The standard X11 program xwd allows you to select a window by clicking on it with the mouse, and then dumps it to STDOUT (in its very own "X/Windows Dump" format). We can capture that stream and convert it to a PNG image with ImageMagick's convert:

    xwd | convert XWD:- -crop 640x450+0+0 D.png

Gathering pictures: adapt what's on the internet

The Wordle.net website lets you create beautifully-woven word patterns, given a list of words (e.g., any text excerpt).

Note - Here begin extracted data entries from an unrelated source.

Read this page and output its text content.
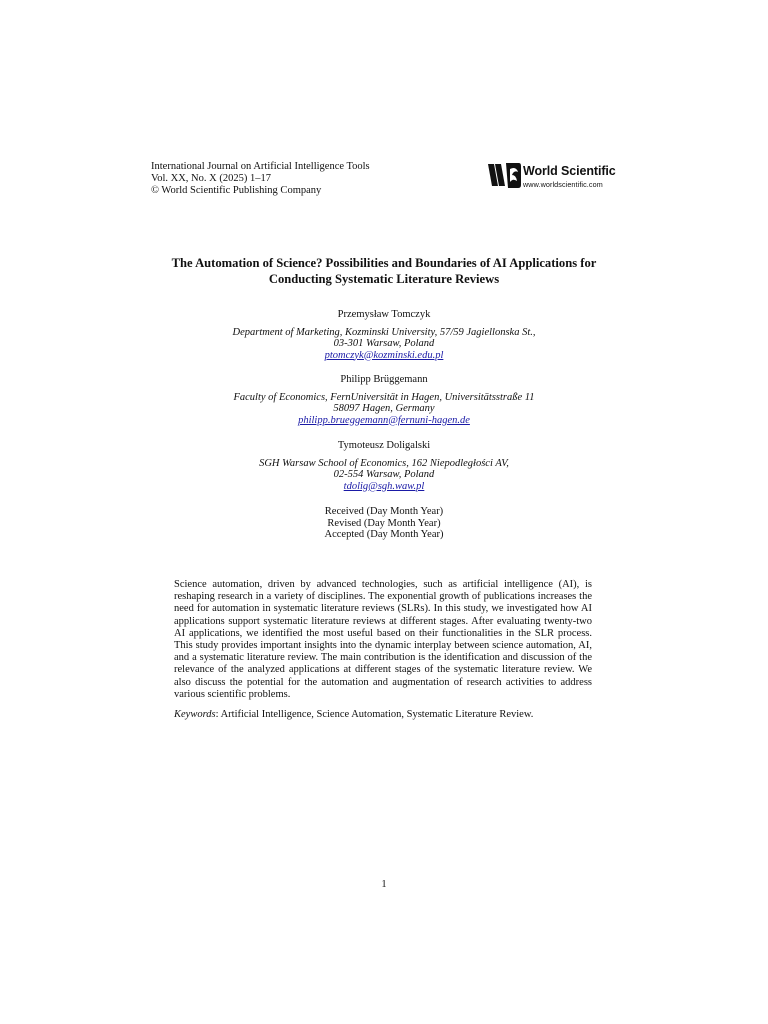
International Journal on Artificial Intelligence Tools
Vol. XX, No. X (2025) 1–17
© World Scientific Publishing Company
World Scientific
www.worldscientific.com
The Automation of Science? Possibilities and Boundaries of AI Applications for
Conducting Systematic Literature Reviews
Przemysław Tomczyk
Department of Marketing, Kozminski University, 57/59 Jagiellonska St.,
03-301 Warsaw, Poland
ptomczyk@kozminski.edu.pl
Philipp Brüggemann
Faculty of Economics, FernUniversität in Hagen, Universitätsstraße 11
58097 Hagen, Germany
philipp.brueggemann@fernuni-hagen.de
Tymoteusz Doligalski
SGH Warsaw School of Economics, 162 Niepodległości AV,
02-554 Warsaw, Poland
tdolig@sgh.waw.pl
Received (Day Month Year)
Revised (Day Month Year)
Accepted (Day Month Year)
Science automation, driven by advanced technologies, such as artificial intelligence (AI), is reshaping research in a variety of disciplines. The exponential growth of publications increases the need for automation in systematic literature reviews (SLRs). In this study, we investigated how AI applications support systematic literature reviews at different stages. After evaluating twenty-two AI applications, we identified the most useful based on their functionalities in the SLR process. This study provides important insights into the dynamic interplay between science automation, AI, and a systematic literature review. The main contribution is the identification and discussion of the relevance of the analyzed applications at different stages of the systematic literature review. We also discuss the potential for the automation and augmentation of research activities to address various scientific problems.
Keywords: Artificial Intelligence, Science Automation, Systematic Literature Review.
1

Nothing special here: just choose the full-screen version of the wordle, and use the import/xwd to dump it to a file; find out the dimensions and trim borders with mogrify. Just remember to aim at the correct aspect ratio. For example:

    convert wordle.png -crop 1600x1000+150+75 F.png

All together now

Now it's time to assemble all the pictures together into a composite one. Enter montage, an ImageMagick utility just for the purpose:

    montage -tile 2x2 \
        A.jpg -resize 240x150 \
        C.png -resize 240x150 \
        D.jpg -resize 240x150 \
        B.jpg -resize 240x150 \
        -geometry +0+0 \

Let's review the command-line arguments one by one:

  • -tile: this specifies the tile arrangement: tiles are taken from the following command-line arguments: the first one specifies the top left tile, the second is the tile immediately to the right, and so on until the first row is filled; then montage advances to the next row.
  • A.jpg -resize 240x150: this takes the file A.jpg, resizes it to the final dimension, and places it in the top left tile; other arguments do the same with files B.jpg, C.png, etc.
  • -geometry +0+0: this is a counter-intuitive use of the -geometry option, for it specifies that no padding should surround the tiles (+0+0 for 0 pixels of horizontal padding, and 0 pixels vertical).
  • cover-photo.jpg: this is the output file.

Note that tiles are not required to have the same size: montage will pad images as necessary to make all tiles in a row (resp. column) have the same height (resp. width).

Now, what's your favorite arrangement?